Invece tocca sorbirsi un’ora e mezzo di cinematografico nulla mischiato col niente, arrangiato da un regista senza il coraggio intellettuale di girare un pornazzo Mtv-style a base di bukkake e machine gun kelly, e invece con la pretesa disonesta di raccontare la “gioventù bruciata” di oggi. E poi non può bastare qualche messaggio appiccicato qua e là: a spruzzare profumo sulla merda, quella mica cambia odore.
In ogni caso, le due proiezioni serali per la stampa hanno offerto un po’ di allentamento della tensione, tipo birra & rutto libero, a una platea di giornalisti fiaccati dalla stanchezza e da qualche delusione, e pronti ad applaudire alle cazzate più madornali. Un po’ di sana goliardia (confidiamo sia solo quella), che magari porterà bene al film per i botteghini. Speriamo solo che i giurati non bevano troppo in questi giorni, e non decidano perciò per l’irreparabile: dargli un premio.

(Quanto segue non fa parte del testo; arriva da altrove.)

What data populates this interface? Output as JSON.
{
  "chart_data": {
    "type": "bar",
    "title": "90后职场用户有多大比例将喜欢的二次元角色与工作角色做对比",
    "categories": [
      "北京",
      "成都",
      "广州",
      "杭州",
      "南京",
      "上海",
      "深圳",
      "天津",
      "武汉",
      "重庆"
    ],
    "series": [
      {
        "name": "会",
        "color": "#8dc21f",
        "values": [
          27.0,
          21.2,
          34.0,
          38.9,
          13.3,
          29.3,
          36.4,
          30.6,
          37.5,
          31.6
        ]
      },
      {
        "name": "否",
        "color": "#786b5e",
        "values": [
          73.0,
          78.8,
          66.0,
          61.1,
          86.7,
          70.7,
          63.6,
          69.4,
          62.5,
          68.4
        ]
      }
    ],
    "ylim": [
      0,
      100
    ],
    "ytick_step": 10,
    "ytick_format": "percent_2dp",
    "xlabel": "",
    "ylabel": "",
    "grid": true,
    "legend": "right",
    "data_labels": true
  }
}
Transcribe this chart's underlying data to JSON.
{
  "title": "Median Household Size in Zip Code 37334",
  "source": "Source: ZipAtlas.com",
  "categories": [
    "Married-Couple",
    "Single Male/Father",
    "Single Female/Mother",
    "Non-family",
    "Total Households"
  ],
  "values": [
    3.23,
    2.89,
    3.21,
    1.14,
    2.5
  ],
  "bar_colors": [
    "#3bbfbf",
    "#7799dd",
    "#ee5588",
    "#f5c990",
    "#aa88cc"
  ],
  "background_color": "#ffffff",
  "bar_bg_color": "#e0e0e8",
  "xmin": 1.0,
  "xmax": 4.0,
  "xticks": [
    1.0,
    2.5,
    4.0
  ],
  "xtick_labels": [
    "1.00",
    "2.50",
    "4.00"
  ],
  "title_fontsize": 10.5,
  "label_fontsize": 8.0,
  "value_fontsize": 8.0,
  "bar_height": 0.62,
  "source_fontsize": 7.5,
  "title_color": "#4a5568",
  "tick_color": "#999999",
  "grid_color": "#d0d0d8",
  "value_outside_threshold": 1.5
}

Il Lido in due giorni ha offerto il tappeto rosso a una vecchia e a una vegliarda gloria del cinema mondiale: Robert Redford, classe 1937, e Manoel De Oliveira, classe 1908 (sì, proprio così, ha quasi 104 anni). Redford, immagine bionda e sacra di quell’America erotica e democratica che tanto andava negli anni Settanta, è tornato a far volar il Condor dei tre giorni con il suo “The Company You Keep”, thriller politico che riprende alcune delle atmosfere del capolavoro di Sydney Pollack (ci sembra che qui usi perfino la stessa identica camicia in jeans d’allora…). Il divo liberal interpreta un avvocato, che in un’altra vita e con altro nome è stato un militante dell’estrema sinistra. È ricercato per un omicidio, che non ha commesso, a causa di un’inchiesta di un giovane giornalista scoopparolo (altra immagine gloriosamente redfordiana). Bella scrittura, atmosfere giuste, una tesa fuga attraverso l’America (e vien da chiedersi: ma quando in Italia, terra d’estremismi rossi e neri, tra Br, Lotta Continua, Ordine Nuovo, Pac e Nar, e tutti questi reduci ognuno al posto giusto, riusciremo a fare un film del genere?). Battuta da ricordare: “Siamo tutti morti, qualcuno è risorto”. Redford è bravo come regista, forse però vederlo ansimare nel jogging al parco fa davvero troppa tenerezza: meglio sarebbe stato scegliere un altro protagonista. Nick Nolte sembra ormai una balena spiaggiata, Julie Christie rimane uno schianto, per quanto ad honorem (tra l’altro, con delicata ellissi, si fa riferimento nel sottofinale a un’ultima notte di sesso col vecchio Bob, che giureremmo essere uomo rigorosamente Viagra-free).
Mollare mai: De Oliveira, quercia secolare portoghese, lavora ancora e qui alla Mostra fuori concorso ha portato “O Gebo e a Sombra”. Cast superbo: Michael Lonsdale, Jeanne Moreau e la nostra grande Claudia Cardinale. Film assolutamente da consigliare, anche come efficacissimo sonnifero omeopatico.